On Sunday afternoon at the Newmark Theatre, acclaimed pianist Marc-André Hamelin gave a recital that displayed his impeccable command of a wide range of music. The concert, sponsored by Portland Piano International, featured two Haydn sonatas, a jazz-inflected sonata by Weissenberg, a ballade and a barcarolle by Chopin, a Johann Strauss-inspired number by Godowsky, and a couple of new evocative pieces by Hamelin himself. It was a delightful hodgepodge that struck me as more cerebral than emotional. Maybe that was due to the fact that Hamelin didn’t throw his head back or make any grand gestures with his hands and arms after he finished an ardent phrase. This virtuoso pianist didn’t go over the top on the emotional side, instead he delivered clean and clear interpretations
I have heard a lot about Hamelin from a friend of mine who plays blues guitar but has a keen interest in the music of Charles-Valentin Alkan, whose works Hamelin has performed and recorded to great acclaim. Hamelin has received the the Preis der Deutsche Schallplattenkritik (Prize of the German Recoding-critics) and the 2000 Gramophone Instrumental Award and has been nominated twice for the Grammy Awards.
The concert opened with Franz Joseph Haydn’s Sonata in F major (Hob. Xv1:23) and Sonata in B-flat major (Hob. XV1:41). Hamelin began the first sonata with a very light, almost crystalline touch. He gave the second movement (Adagio) a dreamy, lyrical quality, and it contained some brief, yet dramatic pauses as well. The third movement (Presto), Hamelin emphasized Haydn’s humor in an understated way that included some very rapid flourishes.
Hamelin’s interpretation of the second sonata was slightly weightier, beginning with a first movement that skillfully alternated between noble sentiments and lighter passages that seemed to trip along like a kid skipping down a sidewalk. Hamelin impressed me with his quick articulation of tricky phrases. He played both Haydn numbers very quickly.

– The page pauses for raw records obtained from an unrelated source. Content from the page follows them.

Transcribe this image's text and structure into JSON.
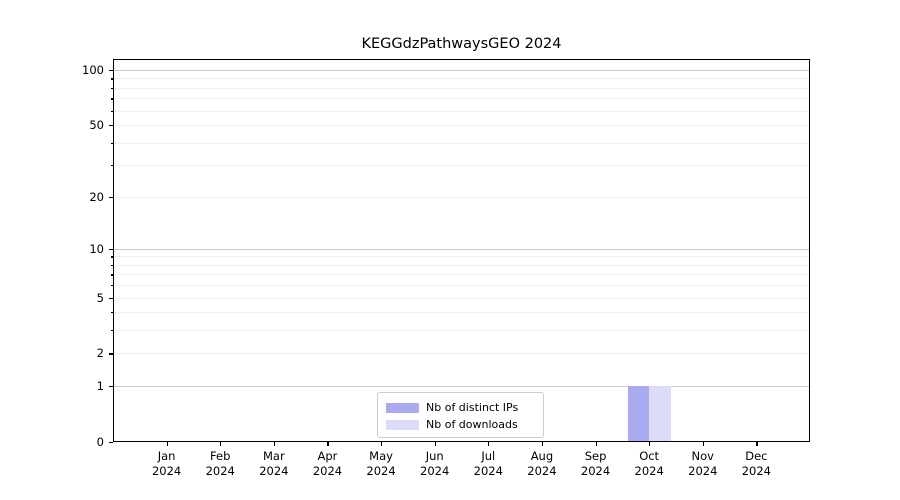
{
  "chart_data": {
    "type": "bar",
    "title": "KEGGdzPathwaysGEO 2024",
    "categories": [
      "Jan",
      "Feb",
      "Mar",
      "Apr",
      "May",
      "Jun",
      "Jul",
      "Aug",
      "Sep",
      "Oct",
      "Nov",
      "Dec"
    ],
    "category_year": "2024",
    "series": [
      {
        "name": "Nb of distinct IPs",
        "color": "#aaaaf0",
        "values": [
          0,
          0,
          0,
          0,
          0,
          0,
          0,
          0,
          0,
          1,
          0,
          0
        ]
      },
      {
        "name": "Nb of downloads",
        "color": "#dcdcf8",
        "values": [
          0,
          0,
          0,
          0,
          0,
          0,
          0,
          0,
          0,
          1,
          0,
          0
        ]
      }
    ],
    "xlabel": "",
    "ylabel": "",
    "y_scale": "log1p",
    "ylim": [
      0,
      113
    ],
    "y_tick_labels": [
      0,
      1,
      2,
      5,
      10,
      20,
      50,
      100
    ],
    "y_major_gridlines": [
      1,
      10,
      100
    ],
    "y_minor_gridlines": [
      2,
      3,
      4,
      5,
      6,
      7,
      8,
      9,
      20,
      30,
      40,
      50,
      60,
      70,
      80,
      90
    ],
    "grid": "horizontal",
    "legend_position": "bottom-center",
    "colors": {
      "major_grid": "#cccccc",
      "minor_grid": "#eeeeee",
      "axis": "#000000",
      "text": "#000000",
      "background": "#ffffff"
    }
  }
}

The first half of the program concluded with Alexis Weissenberg’s "Sonate en état de jazz" (Sonata in a State of Jazz). The first part of this piece (evoking a tango) contained a lot of crunchy chords and a complicated mix of notes that drew the audience deeper and deeper into the music. At one point, the music spills into a tango, but then another set of odd, crunchy chords take over again before the music ends with question. The second part (Charleston) revealed a virtuosic combination of notes and rhythm and no discernable melody. The third part of the piece (Blues) kept us in a melancholy reverie until it faded away with a musical question mark at the end. The fourth part (Samba) had an intriguing set of sophisticated rhythms that would sound like a bunch of mumbo-jumbo in lesser hands.
After intermission Hamelin returned to play Frédéric Chopin’s Barcarolle in F-sharp major (Op 60) and the Ballade No 3. in A-flat major (Opus 47). Hamelin performed the Barcarolle in an understated manner, but he did seem to open up a bit of emotion for the Ballade – especially when he delivered an exquisitely tender transition from the first theme to the second.
Next Hamelin played two of his own works: the Etude No. 8 "Erlkönig" (after Goethe’s poem) and the Etude No. 7 (after Tchaikovsky). The Etude No. 8 was Hamelin’s re-imaging of the Goethe’s famous poem about a father carrying his young son on horseback through a wild forest and the son hearing the call of the elf king (Erlkönig) who lures the child away from the father. I thought that the treble notes in Hamelin’s piece represented the voice of the child, and I could easily hear the father on horseback riding faster and faster. It seemed like a work that deserves another hearing, and Hamelin told the audience (before playing the work) that he would perform it again this summer in a festival in Norway where he would accompany the great German baritone, Thomas Quasthoff in Schubert’s famous "Erlkönig."
Hamelin played his Etude No. 7 with his left hand only. This was a hauntingly beautiful number that gave me the picture of someone losing his/her way in the woods on a wintry evening. If you shut your eyes, you could’ve sworn that Hamelin was using both hands. He demonstrated an innate sense of how to use the pedal and a very, light and even touch on the keyboard. The result was magical.
The concert concluded with Leopold Godowsky’s “Symphonic Metamorphoses on Johan Strauss’s ‘Wine, Woman, and Song.’” Hamelin made this complicated piece look a lot easier than it is, rounding out the concert with a glorious and joyous sound.
After a hearty round of applause, Hamelin gave us an encore, an arrangement by Weissenberg of "April in Paris "(Charles Trenet). This piece was lush and elegant and left us at the salon and wanting more.